New Delhi: The speed and scale of the social and economic fallout from COVID-19 is quickly materializing in concerns about the future resumption of OEM operations. The inevitable impact of the lockdown imposed to contain COVID-19 followed by a restricted phase recovery is causing potential adjustments in the work culture of some departments in automotive companies, especially engineering, design and technology deployment.
The pervasiveness and complexity of technology make it difficult for engineers at the forefront of R&D to operate from remote locations, as technical development requires careful discussion, but unprecedented times call for unprecedented innovation.
Thanks to the Internet of Things (IoT), parts of the work can be monitored virtually and video conferencing can be used to give advice, companies still have to rely on physical testing and validation to ensure the quality of the result .
At the country’s largest automaker, Maruti Suzuki India (MSI), the product and engineering team relies on 50% virtual validation and 50% physical validation to meet quality standards, a informed Purushottam Panda, Executive Director, PowerTrain, MSI at ETAuto CXO Roundtable.
Panda pointed out, “It is a difficult time in which the digitalized development process offers an opportunity as engineers gain valuable insight into more efficient and innovative manufacturing. At the same time, we want to make sure that the quality of the product and the service we offer matches the requirements of the customer for whom physical testing is required.
Companies have also rolled out shift schedules and rotation schedules for engineers so they can function while respecting the 30% workforce rule and maintaining social distancing. Engineers and technicians can innovate and think from home, then travel to their workplace to assess practical features.
The product and engineering team rely on 50% virtual validation and 50% physical validation to meet quality standards.Purushottam Panda, ED, PowerTrain, MSI
Meanwhile, MG Motor India has leveraged its global engineering bases, including R&D centers in Asia, UK and India, to expand its product programs, Gaurav Gupta, director, told ETAuto. commercial of the company. Hero Motocorp two-wheeler leader Pawan Munjal in a digital chat had informed that people had already returned to CIT Jaipur, Hero’s global center for innovation and technology. Munjal said: “We have already started working on development, whether its new models, changes or technical modifications while meeting social distancing standards.”
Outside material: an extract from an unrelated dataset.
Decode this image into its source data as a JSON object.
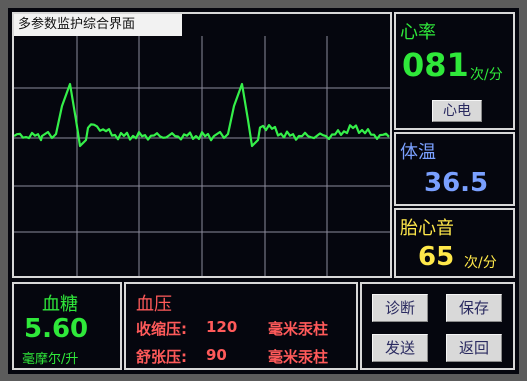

Giving an overview of remote design and development approaches during and after the COVID-19 crisis, Murali Lakshminarasimhan, Head – Presales, Siemens Digital Industries Software India stressed that virtual manufacturing needs to be properly tracked and tested, which requires a robust digital configuration.
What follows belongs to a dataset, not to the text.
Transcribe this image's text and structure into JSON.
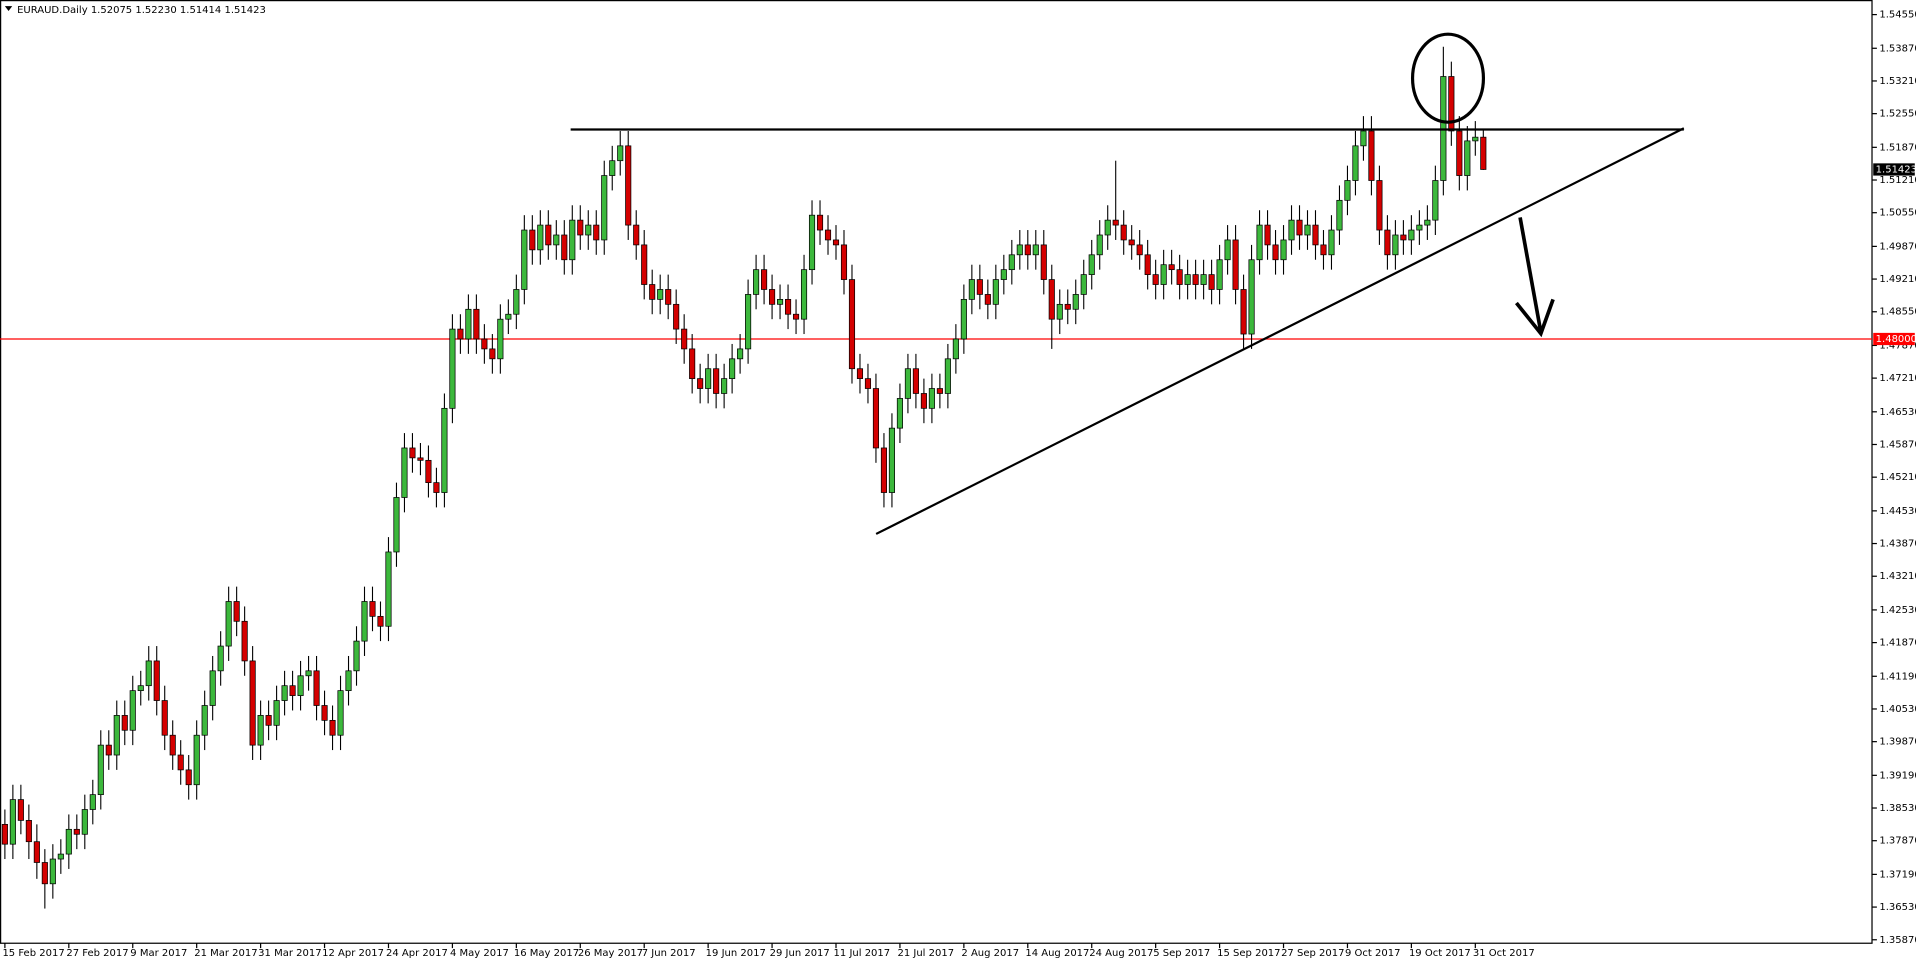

Lakshminarasimhan explained, “The process is based on the base model system, which means that from the start when the whole program is designed, every stakeholder in the process must be kept in the chain. A model-based system in which you load the process and connect each network, the design area is linked to the process. Product traceability is key as far as the program is concerned.
The Siemens presales manager believes that deploying IoT for product development makes sense for the company, even in the non-Covid scenario. There are ways to virtually validate and control assembly costs, and the process keeps evolving. In addition, virtual pilot production tests can enrich the final design, bringing quality.
Many global automakers have turned to remote tools to help their engineering and design teams stay busy, too. Ford engineers, for example, use virtual reality headsets at home for collaborative design sessions.
At Mercedes’ six research and development sites in North America, hardware and software prototypes for new interaction concepts for the company’s next-generation MBUX infotainment system are used to maintain the workflow.
However, getting that kind of ecosystem and connectivity in India is a bit difficult, pointed out Chulanga Perera, CIO, Daimler India Commercial Vehicles Pvt Ltd, because the infrastructure and ecosystem have to match. Perera underlined: “At Daimler we have the technologies, but we also need the infrastructure.
The company plans to integrate more AGVs (Automatic Guided Vehicles) into its production line to ensure productivity in the absence of labor.
While the development of digital products and their virtual reality inspection is nothing new to automakers, the shelter-in-place situation in most parts of the world has made the technology all the more important and companies will need to look to innovate their practices to use it to their best advantage.